In a solaris system that processes large numbers of files and stores their information in a database (yes i know that using the database is the quickest way to get information about the number of files we have). I need fast way to monitor the files as they progress through the system on their way to being stored in a database.
Currently I use a perl script that reads in the directory to an array and then grabs the size of the array and sends it to a monitoring script. Unfortunately as our system grows this monitor is getting more and more slow.
I am looking for a method that will operate much more quickly instead of pausing and updating every 15-20 seconds after performing the count operation on all the directories involved.
I am relatively certain that my bottleneck is the read directory into array operation.
I don't need any information about the files, I don't need sizes or file names, just the number of files in the directory.

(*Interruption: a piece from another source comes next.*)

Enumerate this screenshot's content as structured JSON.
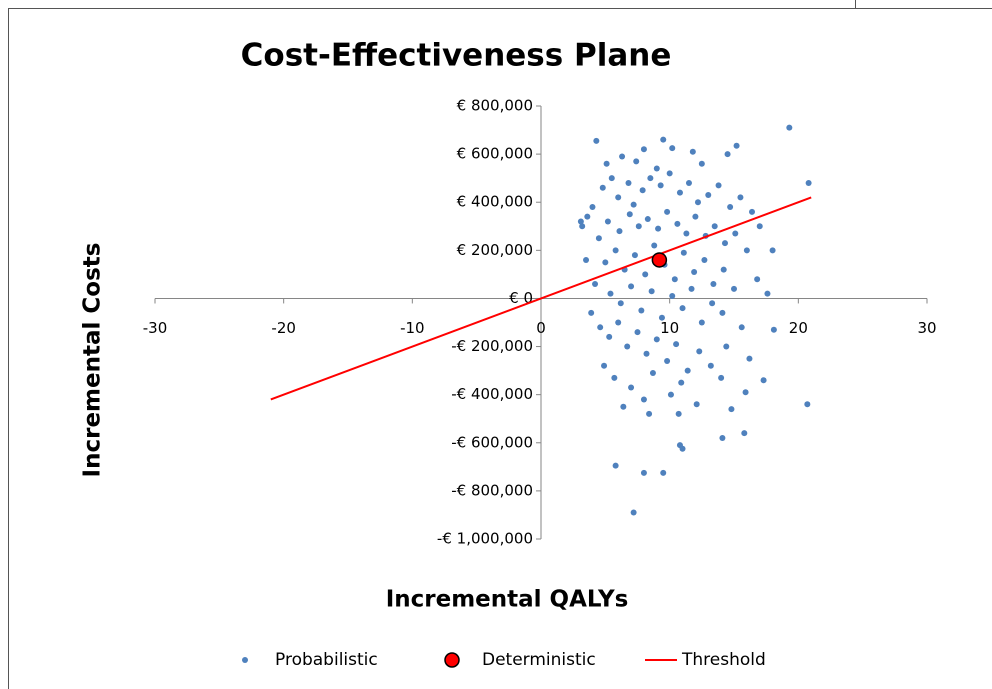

In my code I do not count hidden files or the text files I use to hold configuration information. It would be great if this functionality was preserved but is certainly not mandatory.
I have found some references to counting inodes with C code or something along those lines but I am not very experienced in that area.
I would like to make this monitor as real-time as possible.
The perl code I use looks like this:
opendir (DIR, $currentDir) or die "Cannot open directory: $!";
@files = grep ! m/^\./ && ! /config_file/, readdir DIR; # skip hidden files and config files
closedir(DIR);
$count = @files;
What you do right now reads the whole directory (more or less) into memory only to discard that content for its count. Avoid that by streaming the directory instead:
my $count;
opendir(my $dh, $curDir) or die "opendir($curdir): $!";
while (my $de = readdir($dh)) {
next if $de =~ /^\./ or $de =~ /config_file/;
$count++;
}
closedir($dh);
Importantly, don't use glob()
in any of its forms. glob()
will expensively stat()
every entry, which is not overhead you want.
Now, you might have much more sophisticated and lighter weight ways of doing this depending on OS capabilities or filesystem capabilities (Linux, by way of comparison, offers inotify), but streaming the dir as above is about as good as you'll portably get.